Note: In the upper right-hand corner of the code block you will have the option of copying () the code to your clipboard or downloading () the file to your computer.

options ls=78;
title "Bartlett's Test - Swiss Bank Notes";

data swiss;
  infile "D:\Statistics\STAT 505\data\swiss3.csv" firstobs=2 delimiter=',';
  input type $ length left right bottom top diag;
  run;

 /* The discrim procedure is called with the pool=test
  * option to produce Bartlett's test for equal 
  * covariance matrices. The remaining parts of the
  * output are not used.
  * The class statement defines the grouping variable,
  * which is the type of note, and all response
  * variables are specified  in the var statement.
  */

proc discrim pool=test;
  class type;
  var length left right bottom top diag;
  run;

The output can be downloaded here: swiss15.lst

At this time Minitab does not support this procedure.

Analysis

Under the null hypothesis that the variance-covariance matrices for the two populations are equal, the natural logs of the determinants of the variance-covariance matrices should be approximately the same for the fake and the real notes.

The results of Box's Test are on the bottom of page two of the output. The test statistic is 121.90 with 21 degrees of freedom; recall that p=6. The p-value for the test is less than 0.0001 indicating that we reject the null hypothesis.

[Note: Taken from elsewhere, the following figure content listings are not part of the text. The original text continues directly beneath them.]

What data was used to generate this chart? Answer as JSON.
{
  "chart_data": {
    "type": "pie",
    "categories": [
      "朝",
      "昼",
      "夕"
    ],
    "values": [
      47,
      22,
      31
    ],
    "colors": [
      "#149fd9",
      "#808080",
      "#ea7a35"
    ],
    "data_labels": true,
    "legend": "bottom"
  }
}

The conclusion here is that the two populations of banknotes have different variance-covariance matrices in at least one of their elements. This is backed up by the evidence given by the test statistic \(\left( L ^ { \prime } = 121.899; \mathrm { d.f. } = 21 ; p < 0.0001 \right)\). Therefore, the assumption of homogeneous variance-covariance matrices is violated.

Notes

One should be aware that, even though Hotelling's T-square test is robust to violations of assumptions of multivariate normality, the results of Box's test are not robust to normality violations. The Box's Test should not be used if there is any indication that the data are not multivariate normally distributed.

In general, the two-sample Hotelling's T-square test is sensitive to violations of the assumption of homogeneity of variance-covariance matrices, this is especially the case when the sample sizes are unequal, i.e., \(n_{1}\) ≠ \(n_{2}\). If the sample sizes are equal then there doesn't tend to be all that much sensitivity and the ordinary two-sample Hotelling's T-square test can be used as usual.